Our cars, refrigerators, and office equipment can monitor and track their own operating trends and provide us and our calendars notices for oil changes, cleaning, or that it’s time to reorder toner. Our factory equipment can monitor vibration, sound, oil quality, and more, then provide the necessary information to purchasing and maintenance teams to kit and dispatch repair teams prior to any unplanned downtime.
Today my car can alert me to low tire pressure, my home to ’smoke in the kitchen’ (meaning that I’m cooking), and my college age daughter is short of cash for the last two weeks of the semester. A few years ago when training for triathlons I tracked heart rate, distance, routes, pace, cadence, and power exerted pedaling. All of this wirelessly synced to my smart phone effortlessly. I used it to monitor my training and it assisted in my injury free completion of many triathlons.

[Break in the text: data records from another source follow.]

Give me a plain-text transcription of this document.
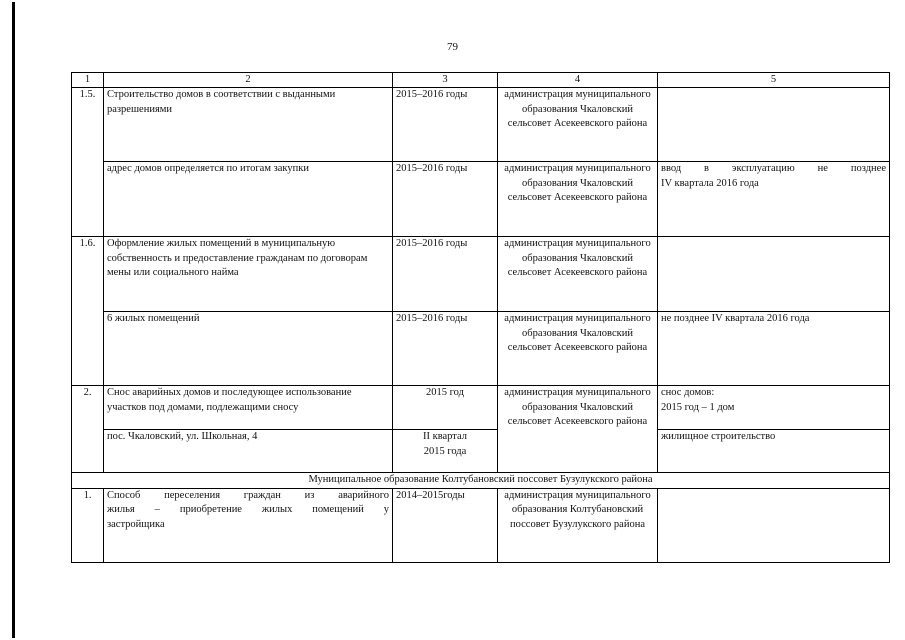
79
1	2	3	4	5
1.5.	Строительство домов в соответствии с выданными разрешениями	2015–2016 годы	администрация муниципального образования Чкаловский сельсовет Асекеевского района	
	адрес домов определяется по итогам закупки	2015–2016 годы	администрация муниципального образования Чкаловский сельсовет Асекеевского района	ввод в эксплуатацию не позднее
IV квартала 2016 года

1.6.	Оформление жилых помещений в муниципальную собственность и предоставление гражданам по договорам мены или социального найма	2015–2016 годы	администрация муниципального образования Чкаловский сельсовет Асекеевского района	
	6 жилых помещений	2015–2016 годы	администрация муниципального образования Чкаловский сельсовет Асекеевского района	не позднее IV квартала 2016 года
2.	Снос аварийных домов и последующее использование участков под домами, подлежащими сносу	2015 год	администрация муниципального образования Чкаловский сельсовет Асекеевского района	снос домов:
2015 год – 1 дом

	пос. Чкаловский, ул. Школьная, 4	II квартал
2015 года		жилищное строительство
Муниципальное образование Колтубановский поссовет Бузулукского района				
1.	Способ переселения граждан из аварийного
жилья – приобретение жилых помещений у
застройщика	2014–2015годы	администрация муниципального образования Колтубановский поссовет Бузулукского района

Similar technology is being designed into equipment and systems just to gather and track performance measures for all kinds of consumer, commercial and industrial equipment. With a little thought, we as reliability professionals can tap into that data stream from the IoT enabled devices to monitor our fleet of equipment. With a little planning we can focus on critical failure mechanisms and initially gather sufficient data to build the necessary models to anticipate and avoid system failures.
The IoTs does bring challenges, it also brings wonderful opportunities. How are you using those many internet connected devices in your world?